Damit wurde erstmals deutlich zwischen Nutzung und Datenherkunft unterschieden.
Der Vergleich in Zahlen
- Vergleichssumme: 1,5 Milliarden USD
- Betroffene Werke: rund 500’000
- Entschädigung: ca. 3’000 USD pro Werk
- Geltung: ausschliesslich für vergangenes Verhalten
Der Vergleich beendet den konkreten Fall, klärt aber nicht alle offenen Rechtsfragen für die Zukunft.
Warum das für Unternehmen relevant ist
Der Fall zeigt:
Rechtsunsichere Trainingsdaten sind kein theoretisches Risiko mehr, sondern ein massives Haftungs- und Reputationsproblem.

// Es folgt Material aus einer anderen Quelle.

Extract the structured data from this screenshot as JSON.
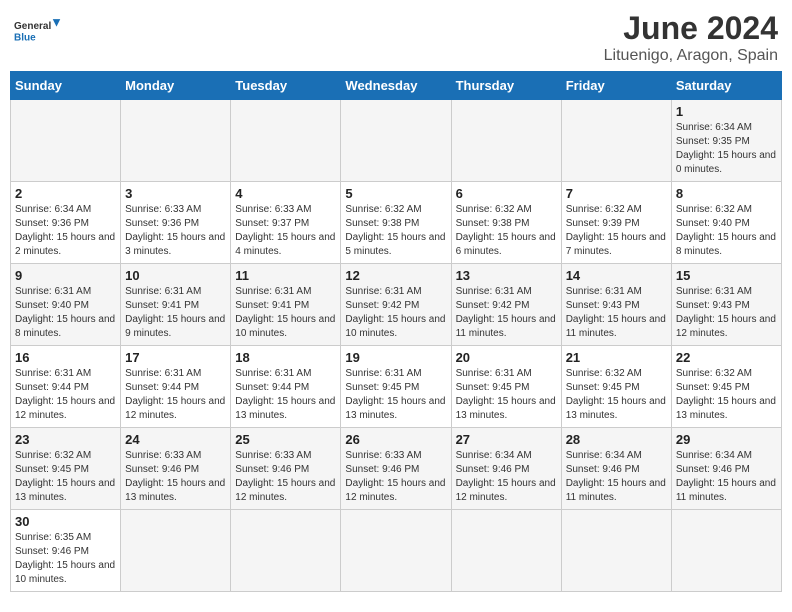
{
  "header": {
    "logo_general": "General",
    "logo_blue": "Blue",
    "title": "June 2024",
    "location": "Lituenigo, Aragon, Spain"
  },
  "days_of_week": [
    "Sunday",
    "Monday",
    "Tuesday",
    "Wednesday",
    "Thursday",
    "Friday",
    "Saturday"
  ],
  "weeks": [
    [
      {
        "day": "",
        "info": ""
      },
      {
        "day": "",
        "info": ""
      },
      {
        "day": "",
        "info": ""
      },
      {
        "day": "",
        "info": ""
      },
      {
        "day": "",
        "info": ""
      },
      {
        "day": "",
        "info": ""
      },
      {
        "day": "1",
        "info": "Sunrise: 6:34 AM\nSunset: 9:35 PM\nDaylight: 15 hours\nand 0 minutes."
      }
    ],
    [
      {
        "day": "2",
        "info": "Sunrise: 6:34 AM\nSunset: 9:36 PM\nDaylight: 15 hours\nand 2 minutes."
      },
      {
        "day": "3",
        "info": "Sunrise: 6:33 AM\nSunset: 9:36 PM\nDaylight: 15 hours\nand 3 minutes."
      },
      {
        "day": "4",
        "info": "Sunrise: 6:33 AM\nSunset: 9:37 PM\nDaylight: 15 hours\nand 4 minutes."
      },
      {
        "day": "5",
        "info": "Sunrise: 6:32 AM\nSunset: 9:38 PM\nDaylight: 15 hours\nand 5 minutes."
      },
      {
        "day": "6",
        "info": "Sunrise: 6:32 AM\nSunset: 9:38 PM\nDaylight: 15 hours\nand 6 minutes."
      },
      {
        "day": "7",
        "info": "Sunrise: 6:32 AM\nSunset: 9:39 PM\nDaylight: 15 hours\nand 7 minutes."
      },
      {
        "day": "8",
        "info": "Sunrise: 6:32 AM\nSunset: 9:40 PM\nDaylight: 15 hours\nand 8 minutes."
      }
    ],
    [
      {
        "day": "9",
        "info": "Sunrise: 6:31 AM\nSunset: 9:40 PM\nDaylight: 15 hours\nand 8 minutes."
      },
      {
        "day": "10",
        "info": "Sunrise: 6:31 AM\nSunset: 9:41 PM\nDaylight: 15 hours\nand 9 minutes."
      },
      {
        "day": "11",
        "info": "Sunrise: 6:31 AM\nSunset: 9:41 PM\nDaylight: 15 hours\nand 10 minutes."
      },
      {
        "day": "12",
        "info": "Sunrise: 6:31 AM\nSunset: 9:42 PM\nDaylight: 15 hours\nand 10 minutes."
      },
      {
        "day": "13",
        "info": "Sunrise: 6:31 AM\nSunset: 9:42 PM\nDaylight: 15 hours\nand 11 minutes."
      },
      {
        "day": "14",
        "info": "Sunrise: 6:31 AM\nSunset: 9:43 PM\nDaylight: 15 hours\nand 11 minutes."
      },
      {
        "day": "15",
        "info": "Sunrise: 6:31 AM\nSunset: 9:43 PM\nDaylight: 15 hours\nand 12 minutes."
      }
    ],
    [
      {
        "day": "16",
        "info": "Sunrise: 6:31 AM\nSunset: 9:44 PM\nDaylight: 15 hours\nand 12 minutes."
      },
      {
        "day": "17",
        "info": "Sunrise: 6:31 AM\nSunset: 9:44 PM\nDaylight: 15 hours\nand 12 minutes."
      },
      {
        "day": "18",
        "info": "Sunrise: 6:31 AM\nSunset: 9:44 PM\nDaylight: 15 hours\nand 13 minutes."
      },
      {
        "day": "19",
        "info": "Sunrise: 6:31 AM\nSunset: 9:45 PM\nDaylight: 15 hours\nand 13 minutes."
      },
      {
        "day": "20",
        "info": "Sunrise: 6:31 AM\nSunset: 9:45 PM\nDaylight: 15 hours\nand 13 minutes."
      },
      {
        "day": "21",
        "info": "Sunrise: 6:32 AM\nSunset: 9:45 PM\nDaylight: 15 hours\nand 13 minutes."
      },
      {
        "day": "22",
        "info": "Sunrise: 6:32 AM\nSunset: 9:45 PM\nDaylight: 15 hours\nand 13 minutes."
      }
    ],
    [
      {
        "day": "23",
        "info": "Sunrise: 6:32 AM\nSunset: 9:45 PM\nDaylight: 15 hours\nand 13 minutes."
      },
      {
        "day": "24",
        "info": "Sunrise: 6:33 AM\nSunset: 9:46 PM\nDaylight: 15 hours\nand 13 minutes."
      },
      {
        "day": "25",
        "info": "Sunrise: 6:33 AM\nSunset: 9:46 PM\nDaylight: 15 hours\nand 12 minutes."
      },
      {
        "day": "26",
        "info": "Sunrise: 6:33 AM\nSunset: 9:46 PM\nDaylight: 15 hours\nand 12 minutes."
      },
      {
        "day": "27",
        "info": "Sunrise: 6:34 AM\nSunset: 9:46 PM\nDaylight: 15 hours\nand 12 minutes."
      },
      {
        "day": "28",
        "info": "Sunrise: 6:34 AM\nSunset: 9:46 PM\nDaylight: 15 hours\nand 11 minutes."
      },
      {
        "day": "29",
        "info": "Sunrise: 6:34 AM\nSunset: 9:46 PM\nDaylight: 15 hours\nand 11 minutes."
      }
    ],
    [
      {
        "day": "30",
        "info": "Sunrise: 6:35 AM\nSunset: 9:46 PM\nDaylight: 15 hours\nand 10 minutes."
      },
      {
        "day": "",
        "info": ""
      },
      {
        "day": "",
        "info": ""
      },
      {
        "day": "",
        "info": ""
      },
      {
        "day": "",
        "info": ""
      },
      {
        "day": "",
        "info": ""
      },
      {
        "day": "",
        "info": ""
      }
    ]
  ]
}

Für Unternehmen bedeutet das:
- Transparenz der KI-Anbieter wird entscheidend
- Datenherkunft und Trainingsmethoden müssen nachvollziehbar sein
- „Black-Box-KI“ wird zunehmend riskant – besonders in Europa
Warum Jurilo bewusst einen anderen Weg geht
Genau aus diesen Gründen wird Jurilo von Lawise.ai ausschliesslich in der Schweiz und Europa gehostet.
Unsere Grundsätze sind klar:
- Kein Einsatz von LLMs, die auf mutmasslich gestohlenen oder nicht lizenzierten Daten trainiert wurden
- Kein Training auf Nutzer- oder Kundendaten
- Volle Ausrichtung auf Schweizer und europäische Rechtsstandards (DSG, EU-konforme Governance)
Der Anthropic-Fall bestätigt:
Rechtssicherheit entsteht nicht nachträglich – sie muss architektonisch eingebaut sein.
Fazit
Der 1,5-Milliarden-Vergleich markiert einen Wendepunkt für die KI-Branche.
Nicht die Leistungsfähigkeit allein entscheidet über die Zukunft von KI-Systemen, sondern Datenherkunft, Governance und rechtliche Sauberkeit.
Für Europa und die Schweiz ist das kein Nachteil – sondern ein struktureller Vorteil.